The company fueled the flames of takeover talk in April when Kohl’s board “acknowledged receipt of multiple preliminary indications of interest.” However, there wasn’t any firm takeaway for investors yet as the received proposals were “non-binding and without committed financing.”
Fast-forward to June 6, and Kohl’s announced that its board of directors had entered into “exclusive negotiations” with Franchise Group (FRG) to potentially acquire Kohl’s for $60 per share. Before anybody jumps to conclusions, the press release explicitly states that there “can be no assurances that any agreement will be reached.” So, nothing is set in stone here.

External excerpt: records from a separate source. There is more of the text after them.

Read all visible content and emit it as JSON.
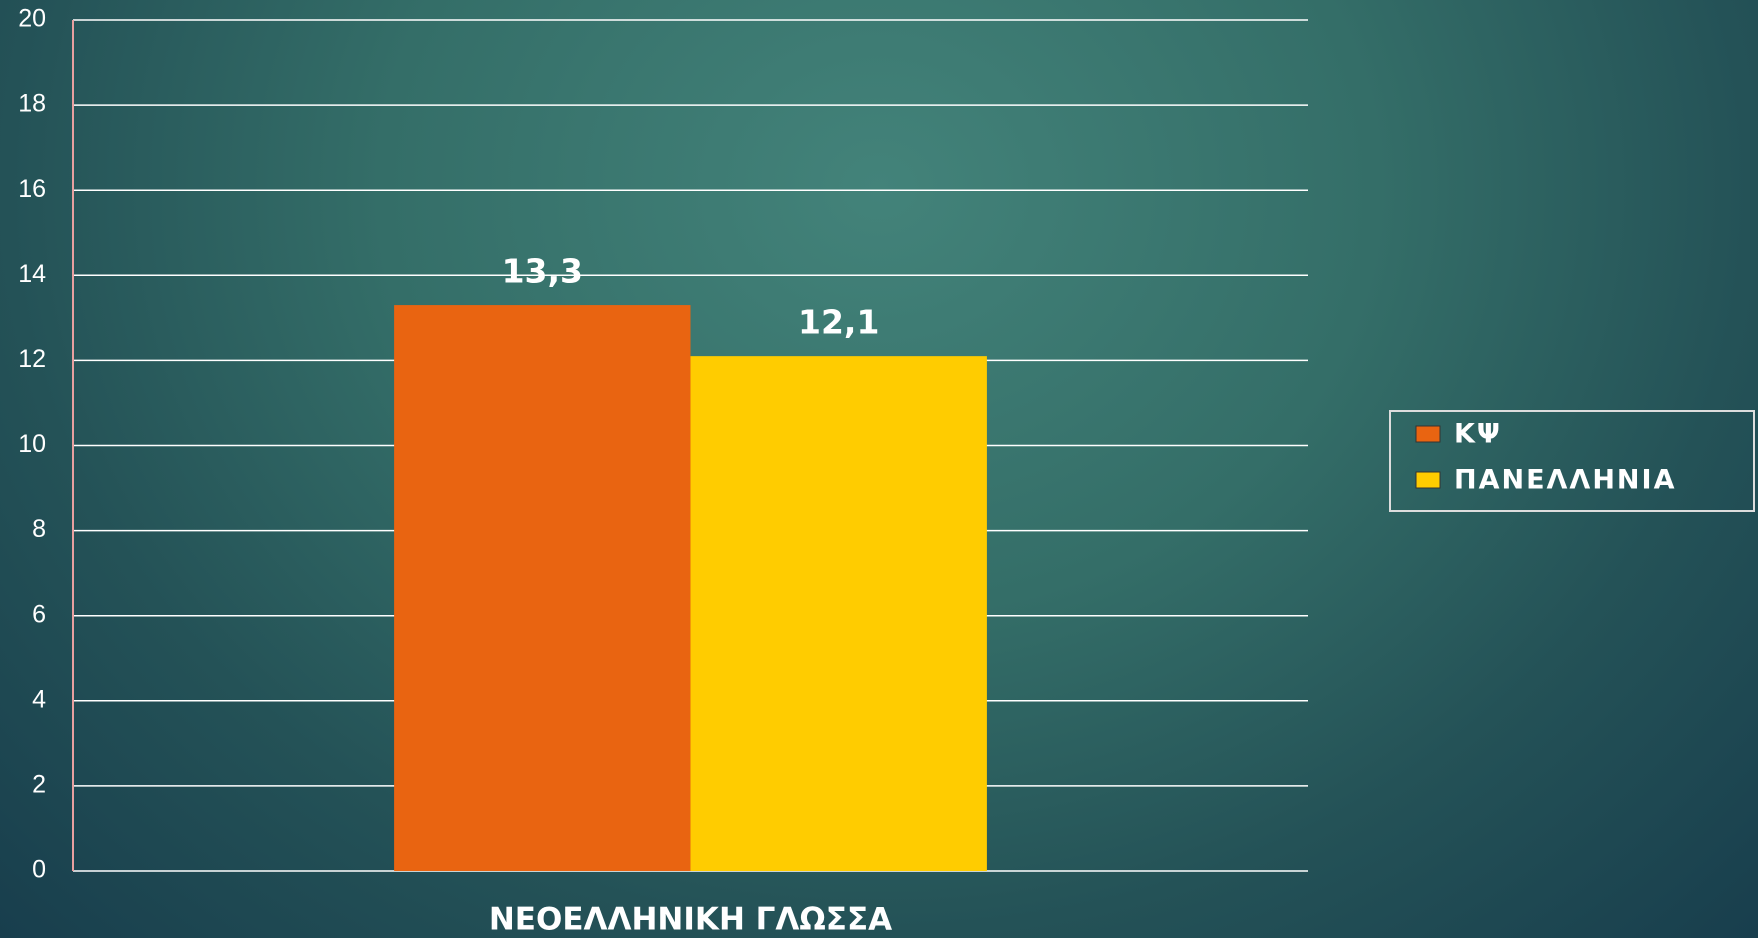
{
  "chart_data": {
    "type": "bar",
    "categories": [
      "ΝΕΟΕΛΛΗΝΙΚΗ ΓΛΩΣΣΑ"
    ],
    "series": [
      {
        "name": "ΚΨ",
        "color": "#e96411",
        "values": [
          13.3
        ],
        "value_labels": [
          "13,3"
        ]
      },
      {
        "name": "ΠΑΝΕΛΛΗΝΙΑ",
        "color": "#ffcc00",
        "values": [
          12.1
        ],
        "value_labels": [
          "12,1"
        ]
      }
    ],
    "ylim": [
      0,
      20
    ],
    "yticks": [
      0,
      2,
      4,
      6,
      8,
      10,
      12,
      14,
      16,
      18,
      20
    ],
    "grid": true,
    "legend": "right"
  }
}
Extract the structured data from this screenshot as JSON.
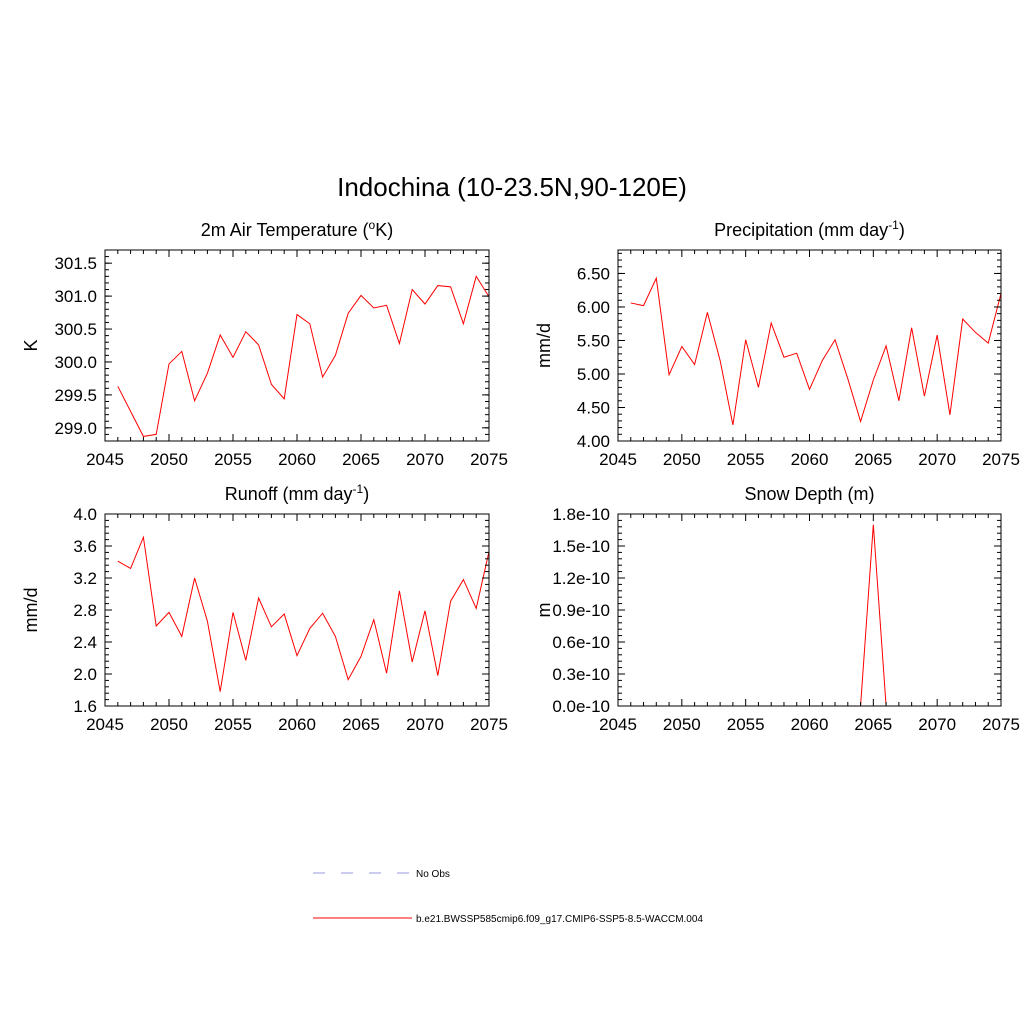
{
  "title": "Indochina (10-23.5N,90-120E)",
  "colors": {
    "model": "#ff0000",
    "obs": "#9999dd",
    "axis": "#000000"
  },
  "legend": {
    "obs_label": "No Obs",
    "model_label": "b.e21.BWSSP585cmip6.f09_g17.CMIP6-SSP5-8.5-WACCM.004"
  },
  "chart_data": [
    {
      "type": "line",
      "title": "2m Air Temperature (",
      "title_sup": "o",
      "title_suffix": "K)",
      "xlabel": "",
      "ylabel": "K",
      "xlim": [
        2045,
        2075
      ],
      "ylim": [
        298.8,
        301.7
      ],
      "xticks": [
        2045,
        2050,
        2055,
        2060,
        2065,
        2070,
        2075
      ],
      "yticks": [
        299.0,
        299.5,
        300.0,
        300.5,
        301.0,
        301.5
      ],
      "ytick_labels": [
        "299.0",
        "299.5",
        "300.0",
        "300.5",
        "301.0",
        "301.5"
      ],
      "series": [
        {
          "name": "b.e21.BWSSP585cmip6.f09_g17.CMIP6-SSP5-8.5-WACCM.004",
          "x": [
            2046,
            2047,
            2048,
            2049,
            2050,
            2051,
            2052,
            2053,
            2054,
            2055,
            2056,
            2057,
            2058,
            2059,
            2060,
            2061,
            2062,
            2063,
            2064,
            2065,
            2066,
            2067,
            2068,
            2069,
            2070,
            2071,
            2072,
            2073,
            2074,
            2075
          ],
          "values": [
            299.63,
            299.25,
            298.87,
            298.9,
            299.97,
            300.16,
            299.41,
            299.83,
            300.41,
            300.07,
            300.46,
            300.26,
            299.66,
            299.44,
            300.72,
            300.58,
            299.77,
            300.1,
            300.74,
            301.01,
            300.82,
            300.86,
            300.28,
            301.1,
            300.88,
            301.16,
            301.14,
            300.58,
            301.3,
            300.99
          ]
        }
      ]
    },
    {
      "type": "line",
      "title": "Precipitation (mm day",
      "title_sup": "-1",
      "title_suffix": ")",
      "xlabel": "",
      "ylabel": "mm/d",
      "xlim": [
        2045,
        2075
      ],
      "ylim": [
        4.0,
        6.85
      ],
      "xticks": [
        2045,
        2050,
        2055,
        2060,
        2065,
        2070,
        2075
      ],
      "yticks": [
        4.0,
        4.5,
        5.0,
        5.5,
        6.0,
        6.5
      ],
      "ytick_labels": [
        "4.00",
        "4.50",
        "5.00",
        "5.50",
        "6.00",
        "6.50"
      ],
      "series": [
        {
          "name": "b.e21.BWSSP585cmip6.f09_g17.CMIP6-SSP5-8.5-WACCM.004",
          "x": [
            2046,
            2047,
            2048,
            2049,
            2050,
            2051,
            2052,
            2053,
            2054,
            2055,
            2056,
            2057,
            2058,
            2059,
            2060,
            2061,
            2062,
            2063,
            2064,
            2065,
            2066,
            2067,
            2068,
            2069,
            2070,
            2071,
            2072,
            2073,
            2074,
            2075
          ],
          "values": [
            6.06,
            6.02,
            6.43,
            4.99,
            5.41,
            5.14,
            5.92,
            5.2,
            4.24,
            5.51,
            4.8,
            5.76,
            5.25,
            5.31,
            4.77,
            5.2,
            5.51,
            4.93,
            4.29,
            4.91,
            5.42,
            4.6,
            5.69,
            4.67,
            5.58,
            4.39,
            5.82,
            5.62,
            5.46,
            6.2
          ]
        }
      ]
    },
    {
      "type": "line",
      "title": "Runoff (mm day",
      "title_sup": "-1",
      "title_suffix": ")",
      "xlabel": "",
      "ylabel": "mm/d",
      "xlim": [
        2045,
        2075
      ],
      "ylim": [
        1.6,
        4.0
      ],
      "xticks": [
        2045,
        2050,
        2055,
        2060,
        2065,
        2070,
        2075
      ],
      "yticks": [
        1.6,
        2.0,
        2.4,
        2.8,
        3.2,
        3.6,
        4.0
      ],
      "ytick_labels": [
        "1.6",
        "2.0",
        "2.4",
        "2.8",
        "3.2",
        "3.6",
        "4.0"
      ],
      "series": [
        {
          "name": "b.e21.BWSSP585cmip6.f09_g17.CMIP6-SSP5-8.5-WACCM.004",
          "x": [
            2046,
            2047,
            2048,
            2049,
            2050,
            2051,
            2052,
            2053,
            2054,
            2055,
            2056,
            2057,
            2058,
            2059,
            2060,
            2061,
            2062,
            2063,
            2064,
            2065,
            2066,
            2067,
            2068,
            2069,
            2070,
            2071,
            2072,
            2073,
            2074,
            2075
          ],
          "values": [
            3.41,
            3.32,
            3.71,
            2.6,
            2.77,
            2.47,
            3.2,
            2.66,
            1.78,
            2.77,
            2.17,
            2.95,
            2.59,
            2.75,
            2.23,
            2.57,
            2.76,
            2.47,
            1.93,
            2.22,
            2.68,
            2.01,
            3.04,
            2.15,
            2.79,
            1.98,
            2.91,
            3.18,
            2.82,
            3.53
          ]
        }
      ]
    },
    {
      "type": "line",
      "title": "Snow Depth (m)",
      "title_sup": "",
      "title_suffix": "",
      "xlabel": "",
      "ylabel": "m",
      "xlim": [
        2045,
        2075
      ],
      "ylim": [
        0,
        1.8e-10
      ],
      "xticks": [
        2045,
        2050,
        2055,
        2060,
        2065,
        2070,
        2075
      ],
      "yticks": [
        0,
        3e-11,
        6e-11,
        9e-11,
        1.2e-10,
        1.5e-10,
        1.8e-10
      ],
      "ytick_labels": [
        "0.0e-10",
        "0.3e-10",
        "0.6e-10",
        "0.9e-10",
        "1.2e-10",
        "1.5e-10",
        "1.8e-10"
      ],
      "series": [
        {
          "name": "b.e21.BWSSP585cmip6.f09_g17.CMIP6-SSP5-8.5-WACCM.004",
          "x": [
            2046,
            2047,
            2048,
            2049,
            2050,
            2051,
            2052,
            2053,
            2054,
            2055,
            2056,
            2057,
            2058,
            2059,
            2060,
            2061,
            2062,
            2063,
            2064,
            2065,
            2066,
            2067,
            2068,
            2069,
            2070,
            2071,
            2072,
            2073,
            2074,
            2075
          ],
          "values": [
            0,
            0,
            0,
            0,
            0,
            0,
            0,
            0,
            0,
            0,
            0,
            0,
            0,
            0,
            0,
            0,
            0,
            0,
            0,
            1.7e-10,
            0,
            0,
            0,
            0,
            0,
            0,
            0,
            0,
            0,
            0
          ]
        }
      ]
    }
  ]
}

In case you’re wondering about Franchise Group, it’s a retail holding company that owns and/or operates, among others, The Vitamin Shoppe and Buddy’s Home Furnishings. The duration of the “exclusive negotiations” between Franchise Group and Kohl’s is set to last for three weeks.
Material Mismanagement
While there’s no guarantee that the acquisition will actually happen, a “person familiar with the matter” reported that Apollo Global Management is “in talks to provide up to $2 billion in debt financing for the potential acquisition,” according to Reuters.
Also, as you may recall, activist hedge fund Macellum Advisors had previously pressured Kohl’s to consider a buyout, with Macellum CEO Jonathan Duskin declaring that Kohl’s executives were “materially mismanaging” the business.
That’s a harsh assessment, but it doesn’t necessarily miss the mark. Everyone’s entitled to have an opinion on the matter, but as the old saying goes, the numbers don’t lie.
So, here’s the breakdown of Kohl’s first-quarter fiscal 2022 financial results. Analysts were anticipating $3.6 billion in revenue and 69 cents per share in adjusted earnings for the quarter. As it turned out, Kohl’s only delivered around $3.7 billion in revenue and adjusted earnings of 11 cents per share.
For full fiscal-year 2022, Kohl’s revised its adjusted earnings outlook from a range of $7 to $7.50 per share, to $6.45 to $6.85 per share. Moreover, the company’s FY2022 net sales are “now expected to be in the range of 0% to 1% as compared to the prior year.”
Unsurprisingly, CEO Michelle Gass cited “macro headwinds” in a statement, which should sound familiar to anyone who habitually reads earnings statements and conference-call transcripts. Certainly, supply-chain issues and inflation have created challenges, and that’s not the fault of Kohl’s management. Nevertheless, in the wake of a disappointing fiscal report, the buck stops with the people in charge at Kohl’s, who can blame macro-level factors but will still be expected to turn the ship around.
Wall Street’s Take
According to TipRanks’ analyst rating consensus, KSS is a Hold, based on five Buy, five Hold, and two Sell ratings. The average Kohl’s price target is $49.45, implying 8.09% upside potential.
The Takeaway
Media headlines can sometimes persuade investors to jump into a trade based on possibilities rather than established facts. Just bear in mind that the saying, “Buy the rumor; sell the news,” could apply to KSS stock as the buyout buzz circulates.
Instead of obsessing over what’s possible, consider the hard data and adjust your investment strategy accordingly. Kohl’s might get bought out soon, or it might not. Either way, the company isn’t delivering the results that the stakeholders should demand. Therefore, it’s wise to stay clear of KSS stock until more information – hopefully, positive – is available.